There was no hesitation in identifying a player who could make the season special: a right wing named Jaromir Jagr.

"There was something special in the air even before training camp when we had record numbers of veterans show up to work out," said general manager George McPhee, the man credited with pulling off the July 11 trade with Pittsburgh that brought the five-time NHL scoring champion to Washington for three prospects and $4.9 million. "We promised the team at the end of last season that we'd find some more offense. We got lucky and got the best player in the world."

Said wing Peter Bondra, who has been bubbling with enthusiasm for weeks: "There is something in the air that I cannot explain. There was excitement after the trade, and it's different now. The media is talking more about our team; the fans are, too. Before we didn't get as much attention."

The addition of the 11-year veteran of the Penguins' high-octane offense should open things up for everybody as opponents struggle to contain him. But Bondra said he isn't just excited about having somebody share the scoring load.

"I never felt that way and I hope Jaromir doesn't feel that way," Bondra said. "Everybody has to do his own thing. We have a great goalie [Olie Kolzig], we have a good team and we know it. You just have to make sure you work with the coaches, do what's expected. But there definitely is something different about all this."

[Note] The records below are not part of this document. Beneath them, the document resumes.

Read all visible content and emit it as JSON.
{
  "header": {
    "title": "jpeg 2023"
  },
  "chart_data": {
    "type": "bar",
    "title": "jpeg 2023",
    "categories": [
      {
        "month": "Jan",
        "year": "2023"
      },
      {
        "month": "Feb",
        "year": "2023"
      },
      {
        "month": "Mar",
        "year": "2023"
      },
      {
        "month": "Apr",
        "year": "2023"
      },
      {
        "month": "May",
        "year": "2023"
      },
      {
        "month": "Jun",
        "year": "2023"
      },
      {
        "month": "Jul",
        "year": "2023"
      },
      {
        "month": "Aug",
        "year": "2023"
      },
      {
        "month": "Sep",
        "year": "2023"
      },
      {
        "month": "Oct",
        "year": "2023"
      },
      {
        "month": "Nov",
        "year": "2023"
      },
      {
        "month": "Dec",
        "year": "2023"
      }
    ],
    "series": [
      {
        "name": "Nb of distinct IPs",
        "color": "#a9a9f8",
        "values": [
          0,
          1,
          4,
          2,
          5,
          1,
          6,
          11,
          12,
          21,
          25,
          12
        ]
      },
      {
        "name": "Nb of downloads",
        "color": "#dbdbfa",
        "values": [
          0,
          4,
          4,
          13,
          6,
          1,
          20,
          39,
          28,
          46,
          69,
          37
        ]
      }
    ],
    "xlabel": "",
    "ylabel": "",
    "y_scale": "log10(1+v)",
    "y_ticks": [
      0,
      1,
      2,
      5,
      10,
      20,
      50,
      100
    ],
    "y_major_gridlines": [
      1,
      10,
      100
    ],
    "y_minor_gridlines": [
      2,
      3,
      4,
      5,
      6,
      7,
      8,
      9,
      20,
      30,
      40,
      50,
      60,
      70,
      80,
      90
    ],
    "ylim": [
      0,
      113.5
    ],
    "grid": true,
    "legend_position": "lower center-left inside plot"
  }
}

Washington does have a good team, a club with veterans at all positions and deep as any Caps club ever. To say it was modeled after the talent-rich New Jersey team, in that respect, would not be out of the question. The Caps are certainly improved.

"That's your goal, to improve every year as a group and as individuals, and most of the players have," coach Ron Wilson said. "I think there's excitement at having a player like Jaromir and the excitement about where people [rate] us."

Said center Adam Oates: "Are we excited? Absolutely, no question. From ownership to management to players, to the fans who showed where they stood by buying tickets. We picked up the best player in the world, and didn't give up anything [current] to get him. We're excited, yes."

Defenseman Sergei Gonchar: "Jagr is obviously a big thing, the best player in the world. But at the same time we're getting more experienced, all of us, and we have more confidence in ourselves. That is a big thing, a huge thing the confidence and we're pumped up."

Meanwhile, the Washington players hope to honor, with their play and their uniforms, the victims of the attack on the Pentagon.

Kolzig, the All-Star who will be in goal for the Caps tonight, plans to wear a new helmet that depicts the Pentagon in tribute to those who died in the attack there Sept. 11.

"It's going to be pretty much like the one I have, except on the side where I have the Capitol building and monument, there's going to be the Pentagon with the memorial ribbon underneath it," the former Vezina Trophy winner said.

He carries it one step further: He plans to auction the helmet off at the end of the season, "and hopefully by the end of the year there will be a big enough bid that it will be a worthy donation to the disaster relief fund."